Wearable accelerometers have begun to show some promise, the researchers said. However, current strategies rely too heavily on step count, while there may be other metrics for patient mobility that are more effective for assessing patient risk.

This latest study found that remote patient monitoring tools may be better equipped to fully understand the course of patient mobility and recovery.

“Although daily step counts enable continuous monitoring, additional parameters, such as ambulation speed and the change in distance and speed during recovery, could refine assessment of patient mobility and improve prediction models,” the researchers explained.

The team analyzed the approach on 100 cardiac surgery patients in a progressive care unit (PCU) at Johns Hopkins Hospital. Using the real-time location system already deployed to track hospital workers, the team introduced patients to the Activity and Mobility Program. All movement or ambulation was voluntary in the program, although clinicians did recommend patients get up and walk around at least three times each day.

The program yielded about 28 percent compliance on the first day, with that compliance waning in subsequent days. The researchers posited that this was because patients who walked around more were able to be discharged sooner. Generally speaking, outcomes were better for patients who walked around at least once each day.

The system was deemed largely successful, the researchers reported, with them managing to identify 19 parameters that could successfully inform a risk assessment. Those parameters related to patient walking distance, gait speed, frequency of walking, and changes in certain measures after the patient continued to take multiple walks each day.

Understanding these factors led to accurate prediction of certain clinical quality measures. Researchers could predict 30-day hospital readmissions with nearly 87 percent sensitivity and about 88 percent specificity. Numbers were similar predicting discharge location and length of stay in the PCU, as measured by full days in the PCU.

“The findings of this study suggest that a real-time location system, already installed in the hospital for tracking the locations of staff and equipment, can be used to monitor voluntary out-of-room ambulations in a cardiac surgery PCU,” the researchers said.

These findings are important, as healthcare organizations weigh the differences between wearable and remote patient monitoring systems.
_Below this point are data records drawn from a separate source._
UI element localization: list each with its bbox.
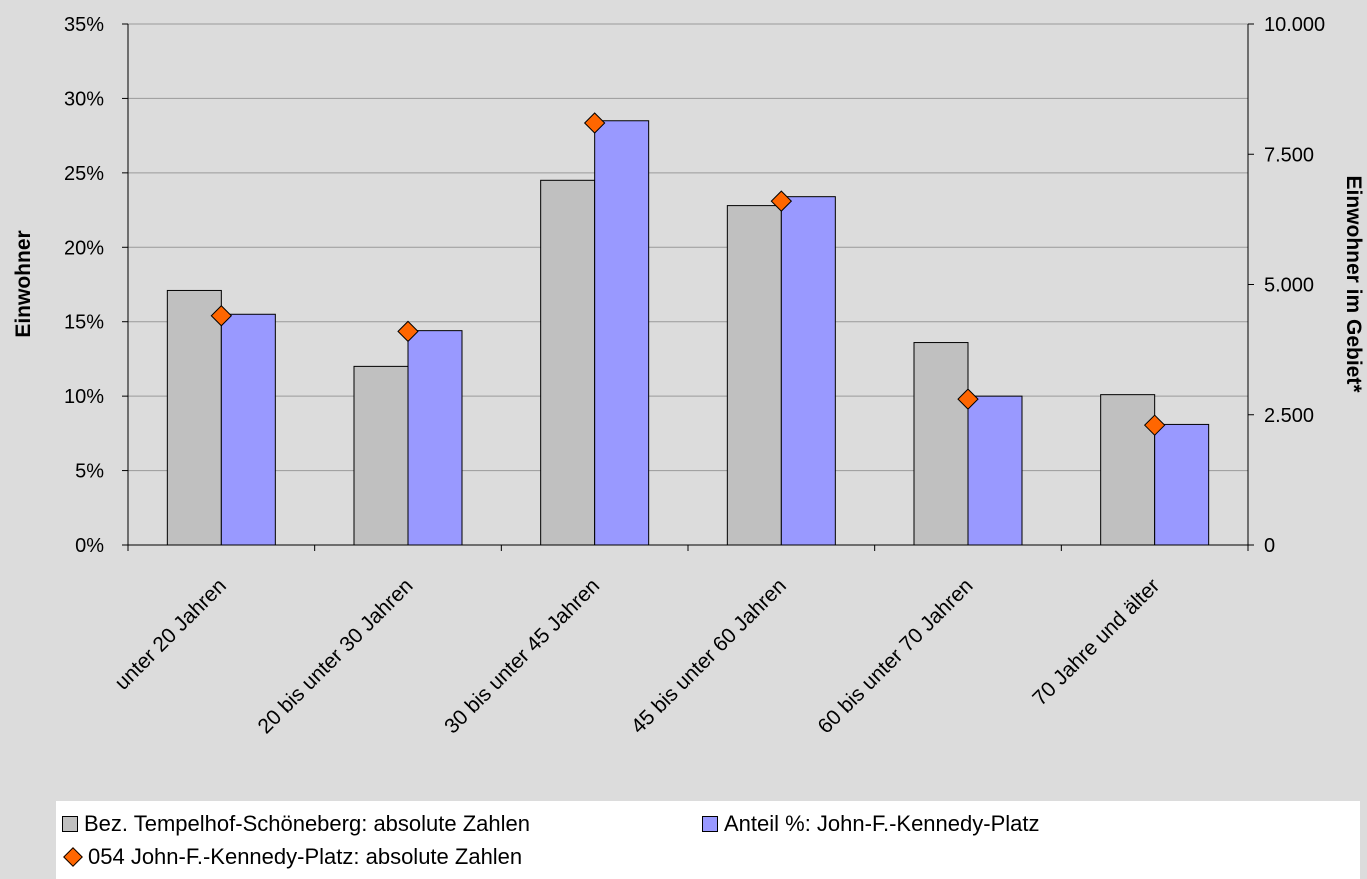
- gridlines: [128, 23, 1248, 472]
- data-marker: [957, 388, 979, 410]
- legend-label-3: 054 John-F.-Kennedy-Platz: absolute Zahl…: [88, 844, 523, 869]
- legend-item-series-1: Bez. Tempelhof-Schöneberg: absolute Zahl…: [62, 811, 530, 837]
- data-marker: [1143, 414, 1166, 436]
- data-marker: [770, 190, 793, 212]
- legend-label-1: Bez. Tempelhof-Schöneberg: absolute Zahl…: [84, 811, 530, 836]
- bar-series-2: [407, 330, 463, 546]
- y2-tick-label: 5.000: [1264, 275, 1314, 297]
- chart: 0% 5% 10% 15% 20% 25% 30% 35% 0 2.500 5.000 7.500 10…: [12, 14, 1365, 738]
- bar-series-2: [1154, 423, 1210, 546]
- y-tick-label: 0%: [75, 535, 104, 557]
- category-label: 45 bis unter 60 Jahren: [627, 574, 791, 738]
- legend-swatch-gray: [62, 816, 78, 832]
- data-marker: [397, 320, 419, 343]
- legend-diamond-icon: [63, 847, 83, 867]
- legend: Bez. Tempelhof-Schöneberg: absolute Zahl…: [56, 801, 1360, 879]
- y-tick-label: 30%: [64, 88, 104, 110]
- data-marker: [583, 112, 606, 134]
- category-label: 60 bis unter 70 Jahren: [813, 574, 977, 738]
- bar-series-1: [166, 289, 222, 546]
- y2-tick-label: 2.500: [1264, 405, 1314, 427]
- bar-series-2: [780, 196, 836, 546]
- data-marker: [210, 305, 233, 327]
- bar-series-2: [594, 120, 650, 546]
- y-tick-label: 10%: [64, 386, 104, 408]
- legend-swatch-blue: [702, 816, 718, 832]
- bar-series-1: [353, 365, 409, 546]
- category-label: 30 bis unter 45 Jahren: [440, 574, 604, 738]
- bar-series-2: [220, 313, 276, 546]
- y-tick-label: 15%: [64, 312, 104, 334]
- bar-series-1: [1100, 394, 1156, 546]
- legend-item-series-2: Anteil %: John-F.-Kennedy-Platz: [702, 811, 1040, 837]
- y-tick-label: 5%: [75, 461, 104, 483]
- y2-tick-label: 10.000: [1264, 14, 1325, 36]
- category-label: 70 Jahre und älter: [1028, 574, 1164, 710]
- tick-labels: 0% 5% 10% 15% 20% 25% 30% 35% 0 2.500 5.000 7.500 10…: [64, 14, 1325, 557]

In this case, the remote patient monitoring tool yielded better or more actionable data.

“Remote tracking and wearable accelerometers both provide measures of mobility but have some key differences: remote tracking can distinguish out-of-room ambulation events and can provide information on patient speed, although the resolution (approximately 6 m [20 ft] in this study) is larger than a single step,” the researchers said. “Furthermore, remote tracking is easy to implement and is scalable.”

There are benefits beyond assessing patient risk, the team noted. Understanding a patient’s movement patterns will help providers with goal-setting and shared decision-making during care encounters.

“Because data can be collected and analyzed in real-time, a patient’s ambulation history could be updated and displayed in the electronic medical record or on a patient’s smartphone in real time,” the team concluded. “The ability to track and monitor ambulation history could enable goal setting and identification of at-risk patients based on real-time prediction models.”